The Telegraph reported that ordinary individuals inheriting assets from overseas could risk criminal charges if they miscalculate the tax owed. New legislation was introduced in 2016 which meant that beneficiaries who inherit offshore money could see their income wiped out completely due to new penalties and punishments. The clampdown is part of HMRC’s latest attempt to close a ‘tax gap’ reported to be worth £34bn per year.
A loophole in the law meant that anyone owing UK tax for income earned abroad could come forward without fear of criminal charges or paying punitive penalties. However, the so-called ‘Liechtenstein Disclosure Facility’ (LDF) ended on December 31st, 2015 and meant that HMRC could impose penalties of at least 30% of the tax due and could investigate cases going back 20 years, in contrast to the current limit of 16 years.

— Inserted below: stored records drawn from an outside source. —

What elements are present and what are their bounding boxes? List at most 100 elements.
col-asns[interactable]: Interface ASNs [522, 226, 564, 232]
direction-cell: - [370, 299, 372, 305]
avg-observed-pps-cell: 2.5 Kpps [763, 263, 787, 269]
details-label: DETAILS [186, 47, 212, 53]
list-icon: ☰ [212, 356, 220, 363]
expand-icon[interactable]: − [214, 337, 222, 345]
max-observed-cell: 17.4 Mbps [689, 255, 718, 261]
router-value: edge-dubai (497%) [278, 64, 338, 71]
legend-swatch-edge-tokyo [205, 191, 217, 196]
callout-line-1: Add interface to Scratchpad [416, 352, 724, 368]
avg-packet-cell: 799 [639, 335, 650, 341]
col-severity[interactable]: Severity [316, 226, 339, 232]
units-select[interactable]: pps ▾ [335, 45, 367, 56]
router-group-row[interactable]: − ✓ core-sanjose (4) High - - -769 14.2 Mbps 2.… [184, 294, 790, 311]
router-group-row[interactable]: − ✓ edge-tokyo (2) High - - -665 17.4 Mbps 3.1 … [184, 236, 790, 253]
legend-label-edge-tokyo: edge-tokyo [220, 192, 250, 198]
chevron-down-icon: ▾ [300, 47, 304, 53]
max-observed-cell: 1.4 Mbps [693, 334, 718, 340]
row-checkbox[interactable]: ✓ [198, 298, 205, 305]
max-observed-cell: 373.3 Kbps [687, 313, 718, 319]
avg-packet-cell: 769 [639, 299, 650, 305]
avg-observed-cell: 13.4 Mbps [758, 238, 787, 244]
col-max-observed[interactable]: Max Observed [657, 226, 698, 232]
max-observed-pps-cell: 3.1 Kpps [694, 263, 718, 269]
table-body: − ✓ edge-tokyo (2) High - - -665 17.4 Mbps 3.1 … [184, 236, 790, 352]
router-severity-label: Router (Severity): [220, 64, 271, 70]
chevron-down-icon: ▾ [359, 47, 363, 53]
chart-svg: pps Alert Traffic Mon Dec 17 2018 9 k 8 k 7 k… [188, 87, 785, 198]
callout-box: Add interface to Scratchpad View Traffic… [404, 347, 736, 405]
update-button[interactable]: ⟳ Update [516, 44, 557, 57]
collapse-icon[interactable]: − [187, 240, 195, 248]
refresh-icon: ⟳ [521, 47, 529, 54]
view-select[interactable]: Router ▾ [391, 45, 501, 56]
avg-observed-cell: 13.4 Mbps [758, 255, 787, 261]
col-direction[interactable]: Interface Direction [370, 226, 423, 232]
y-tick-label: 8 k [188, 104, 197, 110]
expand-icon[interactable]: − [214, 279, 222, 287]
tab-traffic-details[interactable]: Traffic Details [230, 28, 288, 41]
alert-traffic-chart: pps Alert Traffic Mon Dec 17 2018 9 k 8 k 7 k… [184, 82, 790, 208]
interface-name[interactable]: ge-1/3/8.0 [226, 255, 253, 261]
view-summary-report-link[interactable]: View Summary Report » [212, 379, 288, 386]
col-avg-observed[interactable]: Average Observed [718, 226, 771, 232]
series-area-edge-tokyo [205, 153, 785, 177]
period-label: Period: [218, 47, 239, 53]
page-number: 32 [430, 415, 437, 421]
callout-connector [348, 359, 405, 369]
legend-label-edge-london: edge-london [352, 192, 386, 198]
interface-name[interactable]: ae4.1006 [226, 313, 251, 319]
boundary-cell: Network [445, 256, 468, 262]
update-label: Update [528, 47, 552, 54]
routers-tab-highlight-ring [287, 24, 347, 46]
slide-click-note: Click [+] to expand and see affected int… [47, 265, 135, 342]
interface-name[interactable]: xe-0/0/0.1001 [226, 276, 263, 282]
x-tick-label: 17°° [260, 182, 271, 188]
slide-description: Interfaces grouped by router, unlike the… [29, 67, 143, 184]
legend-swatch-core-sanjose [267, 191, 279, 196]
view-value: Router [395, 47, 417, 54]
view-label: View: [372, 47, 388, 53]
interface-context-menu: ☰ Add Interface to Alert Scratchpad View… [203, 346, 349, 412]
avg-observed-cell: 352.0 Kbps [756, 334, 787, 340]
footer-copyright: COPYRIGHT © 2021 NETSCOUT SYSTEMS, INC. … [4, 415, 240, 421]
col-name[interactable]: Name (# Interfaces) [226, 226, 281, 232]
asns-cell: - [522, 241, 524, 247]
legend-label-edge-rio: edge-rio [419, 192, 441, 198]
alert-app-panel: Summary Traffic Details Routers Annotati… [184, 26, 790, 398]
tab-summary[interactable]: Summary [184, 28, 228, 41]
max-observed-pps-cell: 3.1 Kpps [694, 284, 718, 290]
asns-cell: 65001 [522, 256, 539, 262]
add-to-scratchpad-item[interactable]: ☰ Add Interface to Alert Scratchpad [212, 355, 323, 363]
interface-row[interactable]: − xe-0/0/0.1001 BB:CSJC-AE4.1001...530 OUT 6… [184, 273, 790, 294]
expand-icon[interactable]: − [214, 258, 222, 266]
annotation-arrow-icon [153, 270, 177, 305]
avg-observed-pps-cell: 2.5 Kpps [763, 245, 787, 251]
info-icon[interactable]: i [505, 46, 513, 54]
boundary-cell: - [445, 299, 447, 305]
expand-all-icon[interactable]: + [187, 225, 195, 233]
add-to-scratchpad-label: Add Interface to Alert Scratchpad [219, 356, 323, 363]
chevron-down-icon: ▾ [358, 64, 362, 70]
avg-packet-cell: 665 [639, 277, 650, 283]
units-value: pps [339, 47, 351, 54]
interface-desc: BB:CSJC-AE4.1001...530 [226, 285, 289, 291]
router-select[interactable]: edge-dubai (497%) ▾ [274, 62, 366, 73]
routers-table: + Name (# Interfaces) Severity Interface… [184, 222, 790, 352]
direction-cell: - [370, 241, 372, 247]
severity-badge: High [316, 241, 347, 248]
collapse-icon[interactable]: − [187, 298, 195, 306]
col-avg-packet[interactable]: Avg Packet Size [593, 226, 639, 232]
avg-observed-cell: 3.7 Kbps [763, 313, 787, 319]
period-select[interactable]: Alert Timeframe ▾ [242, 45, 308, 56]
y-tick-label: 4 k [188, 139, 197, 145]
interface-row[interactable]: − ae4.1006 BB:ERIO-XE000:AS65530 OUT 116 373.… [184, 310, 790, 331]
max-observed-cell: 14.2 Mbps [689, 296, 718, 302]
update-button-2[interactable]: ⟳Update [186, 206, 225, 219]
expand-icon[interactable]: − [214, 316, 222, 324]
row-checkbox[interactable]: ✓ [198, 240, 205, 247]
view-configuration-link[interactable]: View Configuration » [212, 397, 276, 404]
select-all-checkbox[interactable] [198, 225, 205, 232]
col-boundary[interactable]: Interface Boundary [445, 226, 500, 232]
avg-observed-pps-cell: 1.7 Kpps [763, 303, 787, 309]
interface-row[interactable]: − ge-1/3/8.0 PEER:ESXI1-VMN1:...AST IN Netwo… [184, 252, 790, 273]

In addition, the larger financial sanctions will be compounded by the fact that anyone miscalculating overseas taxes could be branded as a criminal. This position was confirmed in the Chancellor’s last Autumn Statement. “This won’t just affect serial evaders but ordinary people who make a mistake with their tax or bury their heads in the sand”, said John Cassidy, a tax investigations partner at Crowe Clarke Whitehall. “After the amnesty ends HMRC will become more vigilant and less sympathetic.”
It is reported that tens of thousands of Britons underpay tax on offshore assets each year. However, this is often due to a lack of understanding, as in the case of a 92 year old woman who discovered that the Swiss bank account she inherited from her late husband was liable for back taxes. As she was a joint holder of the account, she would be branded a criminal under the new laws. Dealing with the tax implications of an estate can be a complicated process even if overseas assets aren’t involved. Many people think that they have enough knowledge and experience to deal with the estate but often end up requiring professional assistance at some stage in the process. Executors are financially and legally responsible for the distributions that are made, so you must be 100% confident that you know what needs to be done; otherwise there could be a nasty shock waiting after the estate has been distributed.